Initially I thought Math.Sign would be the proper way to go but after 开发者_C百科running a test it seems that it treats -0.0 and +0.0 the same.


Here's a grotty hack way of doing it:

private static readonly long NegativeZeroBits =
    BitConverter.DoubleToInt64Bits(-0.0);

public static bool IsNegativeZero(double x)
{
    return BitConverter.DoubleToInt64Bits(x) == NegativeZeroBits;
}

Basically that's testing for the exact bit pattern of -0.0, but without having to hardcode it.

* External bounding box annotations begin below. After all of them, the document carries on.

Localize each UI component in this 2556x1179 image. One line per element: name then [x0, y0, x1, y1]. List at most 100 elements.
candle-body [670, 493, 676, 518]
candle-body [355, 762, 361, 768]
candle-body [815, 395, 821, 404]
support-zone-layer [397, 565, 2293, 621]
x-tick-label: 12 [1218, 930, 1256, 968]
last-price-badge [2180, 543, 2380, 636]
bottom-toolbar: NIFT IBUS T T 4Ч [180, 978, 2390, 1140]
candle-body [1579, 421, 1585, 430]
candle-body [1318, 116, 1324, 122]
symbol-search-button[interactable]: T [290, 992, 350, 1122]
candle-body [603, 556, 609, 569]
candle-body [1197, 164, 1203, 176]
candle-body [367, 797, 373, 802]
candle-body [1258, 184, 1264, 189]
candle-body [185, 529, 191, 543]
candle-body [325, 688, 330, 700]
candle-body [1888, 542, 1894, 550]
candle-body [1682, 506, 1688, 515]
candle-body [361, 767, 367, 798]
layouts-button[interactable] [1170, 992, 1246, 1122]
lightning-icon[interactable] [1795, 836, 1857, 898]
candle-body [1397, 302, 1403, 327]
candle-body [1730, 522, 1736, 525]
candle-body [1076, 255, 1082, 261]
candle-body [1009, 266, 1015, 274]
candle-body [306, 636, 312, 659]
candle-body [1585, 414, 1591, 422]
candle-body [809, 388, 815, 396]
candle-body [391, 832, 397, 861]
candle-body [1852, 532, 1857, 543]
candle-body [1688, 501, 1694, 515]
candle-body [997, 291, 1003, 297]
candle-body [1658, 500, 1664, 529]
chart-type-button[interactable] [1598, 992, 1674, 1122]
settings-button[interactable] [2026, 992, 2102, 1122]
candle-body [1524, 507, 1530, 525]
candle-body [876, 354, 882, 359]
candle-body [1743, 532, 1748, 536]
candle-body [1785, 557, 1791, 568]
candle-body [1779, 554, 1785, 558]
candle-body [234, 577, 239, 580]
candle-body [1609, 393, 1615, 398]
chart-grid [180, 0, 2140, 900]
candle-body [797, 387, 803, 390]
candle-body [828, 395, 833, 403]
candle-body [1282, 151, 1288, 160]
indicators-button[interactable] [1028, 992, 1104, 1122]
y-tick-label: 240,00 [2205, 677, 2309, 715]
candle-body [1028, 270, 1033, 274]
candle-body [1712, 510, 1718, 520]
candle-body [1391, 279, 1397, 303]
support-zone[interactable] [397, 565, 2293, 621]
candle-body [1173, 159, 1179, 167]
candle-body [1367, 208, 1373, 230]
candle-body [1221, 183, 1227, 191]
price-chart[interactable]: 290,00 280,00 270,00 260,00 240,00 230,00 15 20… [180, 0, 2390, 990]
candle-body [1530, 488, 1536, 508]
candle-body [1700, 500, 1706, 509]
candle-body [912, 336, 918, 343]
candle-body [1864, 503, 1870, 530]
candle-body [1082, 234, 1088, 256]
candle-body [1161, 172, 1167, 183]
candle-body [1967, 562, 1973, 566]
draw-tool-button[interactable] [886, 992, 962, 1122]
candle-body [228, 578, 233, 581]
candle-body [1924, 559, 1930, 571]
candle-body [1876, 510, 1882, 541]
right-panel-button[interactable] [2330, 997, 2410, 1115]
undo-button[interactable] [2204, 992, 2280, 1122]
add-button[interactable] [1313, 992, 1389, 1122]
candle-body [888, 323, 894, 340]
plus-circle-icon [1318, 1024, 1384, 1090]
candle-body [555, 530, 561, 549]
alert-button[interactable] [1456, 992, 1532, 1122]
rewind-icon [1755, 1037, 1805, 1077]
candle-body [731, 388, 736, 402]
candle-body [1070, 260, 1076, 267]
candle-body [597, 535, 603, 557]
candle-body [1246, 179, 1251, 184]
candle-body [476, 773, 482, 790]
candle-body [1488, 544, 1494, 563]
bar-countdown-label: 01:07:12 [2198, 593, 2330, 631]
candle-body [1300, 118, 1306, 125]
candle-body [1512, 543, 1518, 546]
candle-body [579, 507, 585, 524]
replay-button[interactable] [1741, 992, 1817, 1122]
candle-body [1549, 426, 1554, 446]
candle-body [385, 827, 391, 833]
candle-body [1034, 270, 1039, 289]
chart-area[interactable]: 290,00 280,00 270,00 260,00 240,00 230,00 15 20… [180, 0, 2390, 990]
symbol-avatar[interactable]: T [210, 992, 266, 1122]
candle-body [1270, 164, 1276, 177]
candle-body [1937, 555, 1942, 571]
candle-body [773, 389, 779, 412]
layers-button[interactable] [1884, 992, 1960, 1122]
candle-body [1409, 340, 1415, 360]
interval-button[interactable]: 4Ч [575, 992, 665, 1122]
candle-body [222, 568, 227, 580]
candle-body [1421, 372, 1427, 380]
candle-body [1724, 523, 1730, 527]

After a bit of searching I finally made it to Section 7.7.2 of the C# specification and came up with this solution.

private static bool IsNegativeZero(double x)
{
    return x == 0.0 && double.IsNegativeInfinity(1.0 / x);
}


Negative zero has the sign bit set. Thus:

    public static bool IsNegativeZero(double value) {
        if (value != 0) return false;
        int index = BitConverter.IsLittleEndian ? 7 : 0;
        return BitConverter.GetBytes(value)[index] == 0x80;
    }

Edit: as the OP pointed out, this doesn't work in Release mode. The x86 JIT optimizer takes the if() statement seriously and loads zero directly rather than loading value. Which is indeed more performant. But that causes the negative zero to be lost. The code needs to be de-tuned to prevent this:

    public static bool IsNegativeZero(double value) {
        int index = BitConverter.IsLittleEndian ? 7 : 0;
        if (BitConverter.GetBytes(value)[index] != 0x80) return false;
        return value == 0;
    }

This is quite typical behavior for the x86 jitter btw, it doesn't handle corner cases really well when it optimizes floating point code. The x64 jitter is much better in that respect. Although there's arguably no worse corner case than giving meaning to negative zero. Be forewarned.


x == 0 && 1 / x < 0


Here's another hack. It takes advantage of the fact that Equals on a struct will do a bitwise comparison instead of calling Equals on its members:

struct Negative0
{
    double val;
    public static bool Equals(double d)
    {
        return new Negative0 { val = -0d }.Equals(new Negative0 { val = d });
    }
}

Negative0.Equals(0); // false
Negative0.Equals(-0.0); // true


More generally, you can do,

bool IsNegative(double value)
{
    const ulong SignBit = 0x8000000000000000;
    return ((ulong)BitConverter.DoubleToInt64Bits(value) & SignBit) == SignBit;
}

or alternatively, if you prefer,

[StructLayout(LayoutKind.Explicit)]
private struct DoubleULong
{
    [FieldOffset(0)]
    public double Double;

    [FieldOffset(0)]
    public readonly ulong ULong;
}

bool IsNegative(double value)
{
    var du = new DoubleULong { Double = value };
    return ((du.ULong >> 62) & 2) == 2;
}

The later gives an approximate 50% performance improvment in debug but. Once compiled in release mode and run from the command line there is no significant difference.

I couldn't generate a performance improvement using unsafe code either but this may be due to my inexperience.